DOUG SPANIOL is assistant professor of music at Butler University’s Jordan College of Fine Arts where he teaches bassoon and courses in music theory. Previously, he served on the faculty of Valdosta State University and was a member of the Valdosta and Macon Symphony Orchestras. He earned his bachelors and masters degrees from the University of Illinois at Urbana-Champaign, both in bassoon performance.  In 1992 he was named a Marshall Scholar and subsequently studied at the Royal Northern College of Music in Manchester, England, where he was awarded the Postgraduate Diploma in Performance. Currently, he is a candidate for the Doctor of Musical Arts degree at The Ohio State University. He has appeared as soloist and chamber musician throughout the US and abroad, and has performed with numerous orchestras including the Indianapolis Chamber Orchestra and the Columbus (Ohio) Symphony Orchestra.  His bassoon teachers include Christopher Weait, William Waterhouse, and E. Sanford Berry.

 

project for bassoon and tape           Boguslaw Scha..ffer

Composer Boguslaw Scha..ffer is also a distinguished musicologist and the editor of the Leksykon Kompozytorow XX Wieku, an unusually detailed dictionary of twentieth century composers. Scha..ffer's exceptional erudition is a secondary avocation, for it is as a composer that he has been most honored. His scores reveal that his abilities are multi-faceted and complex, for each work poses problems that require individual solutions. For example, his "Project" series is a collection of virtuoso solo works--each with the same electronic tape. "Projects" exist for bassoon, piano, saxophone, violin, double bass, oboe and other solo instruments.  A comparison of "Project for Bassoon and Tape" (1979) with the other "Project" pieces displays the complexity of Scha..ffer's creative personality.
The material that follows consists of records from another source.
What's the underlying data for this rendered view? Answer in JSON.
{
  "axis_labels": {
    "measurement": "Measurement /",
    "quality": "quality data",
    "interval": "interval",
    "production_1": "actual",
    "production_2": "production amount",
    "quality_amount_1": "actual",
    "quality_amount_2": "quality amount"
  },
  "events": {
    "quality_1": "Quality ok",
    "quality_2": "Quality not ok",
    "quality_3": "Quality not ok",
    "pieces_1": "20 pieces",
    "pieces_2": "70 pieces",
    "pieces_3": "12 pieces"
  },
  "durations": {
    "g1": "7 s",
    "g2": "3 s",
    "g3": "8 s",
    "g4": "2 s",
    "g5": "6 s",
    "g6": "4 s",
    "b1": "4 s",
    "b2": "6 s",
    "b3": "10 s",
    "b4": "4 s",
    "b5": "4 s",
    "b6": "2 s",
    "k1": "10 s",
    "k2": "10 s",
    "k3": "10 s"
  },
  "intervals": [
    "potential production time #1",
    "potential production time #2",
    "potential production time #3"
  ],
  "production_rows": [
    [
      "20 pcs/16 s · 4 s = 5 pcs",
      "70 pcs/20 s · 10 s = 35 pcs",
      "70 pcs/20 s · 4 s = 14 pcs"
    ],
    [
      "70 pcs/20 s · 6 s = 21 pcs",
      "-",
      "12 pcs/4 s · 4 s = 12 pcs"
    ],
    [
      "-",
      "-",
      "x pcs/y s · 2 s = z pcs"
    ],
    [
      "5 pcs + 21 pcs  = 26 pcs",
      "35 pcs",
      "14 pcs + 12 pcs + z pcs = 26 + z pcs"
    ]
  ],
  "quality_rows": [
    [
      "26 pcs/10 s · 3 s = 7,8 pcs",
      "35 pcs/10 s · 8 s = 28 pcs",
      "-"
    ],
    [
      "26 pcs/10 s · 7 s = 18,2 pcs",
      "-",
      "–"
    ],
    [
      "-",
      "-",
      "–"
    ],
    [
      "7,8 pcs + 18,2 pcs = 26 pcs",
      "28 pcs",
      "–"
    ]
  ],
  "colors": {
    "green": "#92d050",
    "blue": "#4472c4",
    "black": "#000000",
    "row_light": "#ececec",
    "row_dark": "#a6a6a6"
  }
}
He writes of his own works, "Although using the same electronic tape, by virtue of richness, they represent what seem like diverse worlds." In a sense Scha..ffer is an exposition himself of the richness and diversity of Polish art.

 

Charles Lipp holds a doctoral degree in composition from the University of Illinois. He has studied composition in Krakow, Poland, on a Fulbright Fellowship and has been invited to return to Europe to compose on commission at the Warsaw Experimental Music Studio. As a performer, he has studied with bassoonist Leonard Sharrow and respiration expert Arnold Jacobs. He has given lecture-demonstrations about new bassoon music in Paris (IRCAM), Utrecht, Leige, Vienna, Salzburg, and Helsinki. As a

bassoonist, he has presented solo performances in Europe and North America. His performance repertoire contains several pieces written for him by European and North American composers including Schaffer's Project for Bassoon and Tape.